Friday, April 23, 2010

Managing the plentiful

Government procured 25.4 million tones of wheat last year and this year it has been targeted at 26 mt, two thirds of this will be from Punjab and Haryana. But what makes no sense is that government is going ahead with procurement without proper storage facilities, as there exists a significant gap between procurement and storage capacity. Such huge stocks seem difficult to manage as well. FCI does not have adequate storage capacity to safely hold even half of the present inventories and is, therefore, forced to keep grains in the open, exposing them to the risk of rotting and other forms of losses.

What’s the meaning of increased area or production, when there is no provision/ infrastructure to store the buffer stocks? It is the utter waste of resources and adding to the burgeoning global problem of Hunger and malnutrition. But the real sufferers are the poor and hungry, who are not even able/ manage to have a square meal a day.

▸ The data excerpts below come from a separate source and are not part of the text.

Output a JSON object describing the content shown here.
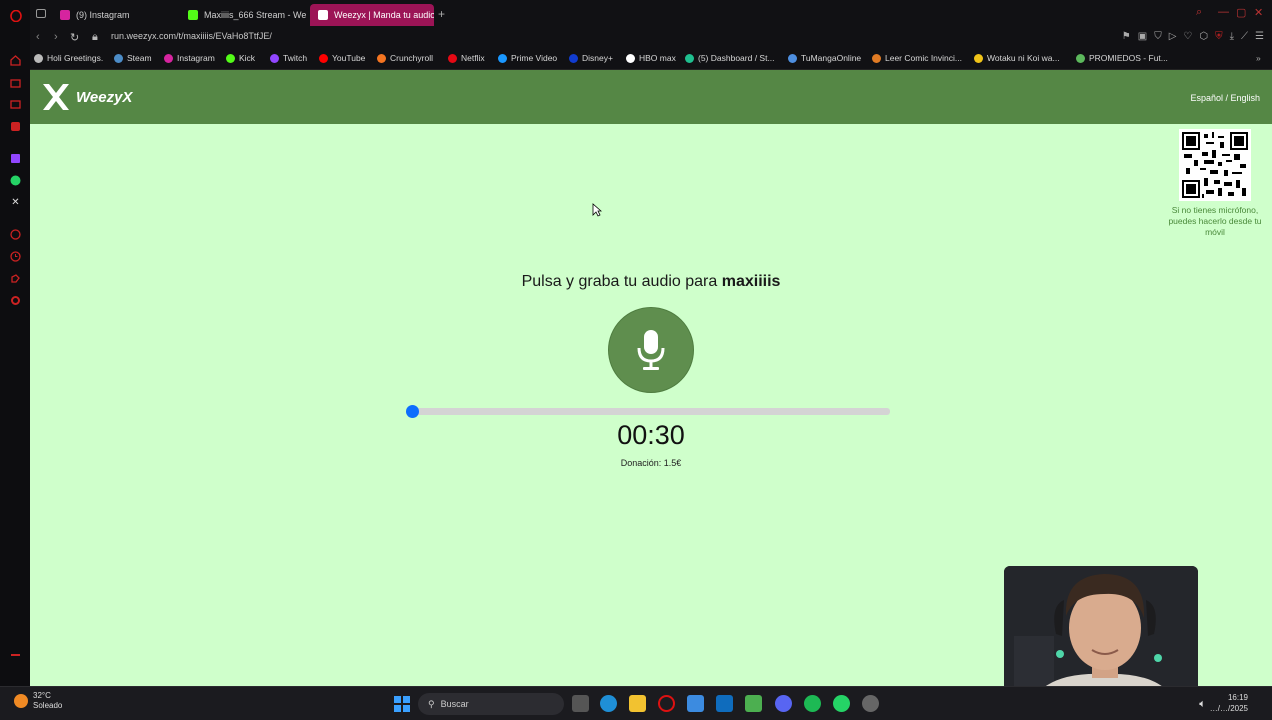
{
  "browser": {
    "tabs": [
      {
        "label": "(9) Instagram",
        "color": "#d6249f"
      },
      {
        "label": "Maxiiiis_666 Stream - We",
        "color": "#53fc18"
      },
      {
        "label": "Weezyx | Manda tu audio",
        "color": "#9c1456"
      }
    ],
    "new_tab_icon": "plus-icon",
    "url": "run.weezyx.com/t/maxiiiis/EVaHo8TtfJE/",
    "bookmarks": [
      {
        "label": "Holi Greetings.",
        "color": "#bbbbbb"
      },
      {
        "label": "Steam",
        "color": "#4c8cc7"
      },
      {
        "label": "Instagram",
        "color": "#d6249f"
      },
      {
        "label": "Kick",
        "color": "#53fc18"
      },
      {
        "label": "Twitch",
        "color": "#9146ff"
      },
      {
        "label": "YouTube",
        "color": "#ff0000"
      },
      {
        "label": "Crunchyroll",
        "color": "#f47521"
      },
      {
        "label": "Netflix",
        "color": "#e50914"
      },
      {
        "label": "Prime Video",
        "color": "#1a98ff"
      },
      {
        "label": "Disney+",
        "color": "#113ccf"
      },
      {
        "label": "HBO max",
        "color": "#ffffff"
      },
      {
        "label": "(5) Dashboard / St...",
        "color": "#1fbf8f"
      },
      {
        "label": "TuMangaOnline",
        "color": "#4e8fe0"
      },
      {
        "label": "Leer Comic Invinci...",
        "color": "#e07b24"
      },
      {
        "label": "Wotaku ni Koi wa...",
        "color": "#f0c419"
      },
      {
        "label": "PROMIEDOS - Fut...",
        "color": "#5cb85c"
      }
    ]
  },
  "site": {
    "logo_text": "WeezyX",
    "language_switch": "Español / English",
    "qr_caption": "Si no tienes micrófono, puedes hacerlo desde tu móvil",
    "prompt_prefix": "Pulsa y graba tu audio para",
    "streamer_name": "maxiiiis",
    "timer": "00:30",
    "donation": "Donación: 1.5€",
    "progress": 0,
    "colors": {
      "header": "#558745",
      "background": "#cfffcb",
      "mic_button": "#5f8e4e",
      "slider_knob": "#0d6efd"
    }
  },
  "taskbar": {
    "temperature": "32°C",
    "condition": "Soleado",
    "search_placeholder": "Buscar",
    "time": "16:19",
    "date": "…/…/2025"
  }
}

Food Corporation of India (FCI) is the major public sector authority to undertake purchase, storage, movement, transportation, distribution and sale of foodgrains on behalf of the Central Government. A lot of wastage can be seen in FCI storage facilities due to lack of improper and inefficient storage, transportation and upkeep. 72 lakh tonnes of wheat are lying in open warehouses of the Food Corporation of India in Haryana, Uttar Pradesh and Punjab, a huge quantity of which has got rotten. The grain has been lying outside, uncared for, for more than a year. As a result of this criminal negligence, the huge quantity of wheat and rice meant for PDS is lying outside, uncared for, for a substantial period and even for one or two years more till it rots and become unfit for consumption even by the cattle. This combined with the menace of hoarding and food inflation, makes it hard for even a middle class family to meet their food requirements leaving the market-dependent common man food insecure due to unaffordable prices. Recently it came to light that in Rajasthan FCI, godown and premises are used for storing liquor, and grains meant for PDS are dumped outside in the open, which is highly deplorable and a heinous act of condemnation.

Never before have we produced as much food as in the last few years and yet we never before have so many people gone hungry. It is not just happening in India, but worldwide. And it is not just production of food but the manner in which it gets distributed that is increasingly the subject of debate. Recently planning commission has categorized 372 million Indians as poor in the proposed National Food Security Act. It means that additional 97 million people would get subsidised food grains, once the proposed law is implemented, increasing the government's food subsidy bill from Rs 20,000 crore, to Rs 75,000 crore. So the grain requirement would sure go up and the procurement agencies need to strengthen the existing facilities accordingly. Every now and then govt reiterates that we have enough foodstocks, but still the millions of food needing hungry bellies goes to sleep even without a single meal. But for all the inadequacies, the central govt and ministry used to put the blamegame on the states.

Clearly, the govt and FCI has to go for storage capacity addition for ensuring the safe storage of the purchased grains. A review of food management policies is overdue. Minimum Support Price (MSP) has become the procurement price. The MSP should be true to its name a minimum price for all food growers and not just for a section of them in a few states. Even today, almost four decades after the so called green revolution,l Punjab and Haryana prides themselves as the food/ grain basket of the nation. But it should not be forgotten that all major schemes and incentives too reached them - either it was the inputs of green revolution or the MSP or, launch of any ambitious program. The FCI or any other government grain procuring agency has limited its activity to North India due to the reasons they can only answer. The grain procurement needs to be extended beyond the green belts of Punjab, Haryana and Western UP without going through the politics of subsidy and MSP. And with these existing inequalities in policy making and implementation, how can we talk of food security. The government’s food procurement policy should be need-based and at market-driven prices.

Professional management needs to be taken up for the buffer stock storage and its further movement with the involvement of Private players and corporate houses on PPP basis, in line with the ventures by the Adani Groups in Moga, Punjab and Kaithal, Haryana.

When everyone right from the Hon’ble President to PM and Mrs Gandhi speaks of hunger elimination, then why are not they serious enough about the issue, or it seems they are doing just the lip- service. What is more deplorable is that when people are dying of hunger and the prices of cereals have skyrocketed, utter neglect on the part of agencies and the authoritative govt, which is more interested in passing resolution on food security rather than securing the available food to the hunger and starving masses.